After the final installation of the crankshaft in the crankcase, we assemble the gearbox in the correct order, how to assemble the gearbox is written in the article: Repair and assembly of the gearbox (box) of the Ant motor scooter,
We lay a half of the crankcase with the assembled gearbox on the planks so that the shafts hang freely in the air and do not interfere with the work, degrease the crankcase planes, install the guide bushings (marked with arrows) in their places so that they protrude slightly above the crankcase plane (5-6 mm) , apply sealant to both halves and put a new gasket.
We lubricate the lip of the oil seal and the main bearing of the crankshaft with engine oil and put on the second half of the crankcase from above.
We fill the tendril of the spring of the gearbox copy shaft retainer inside the crankcase.
With a wooden mallet, tap the halves until they come together and tighten the crankcase fixing bolts.

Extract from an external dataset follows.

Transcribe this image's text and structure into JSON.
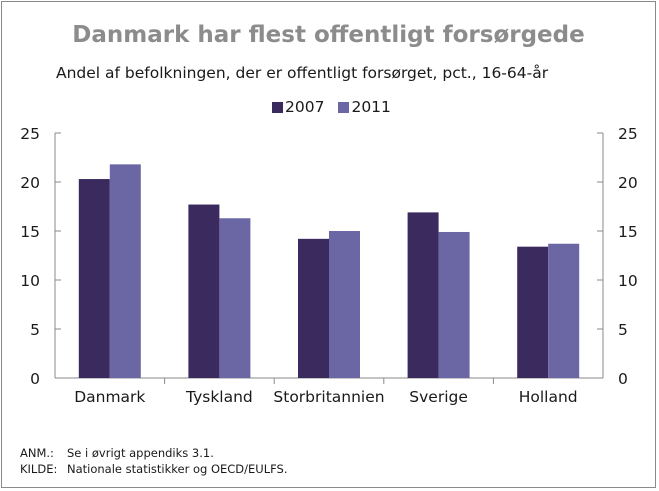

We lubricate the main bearing with engine oil, the edge of the second crankshaft oil seal, then use a mandrel to install the oil seal in its place.
We put the retaining ring in its place.
We also install the crankshaft support bearing there and fix it with a second retaining ring.
Video (click to play). |
Now it remains to put the piston group on the engine, check and assemble the clutch parts and install the kickstarter mechanism. Then you can install the engine on the frame.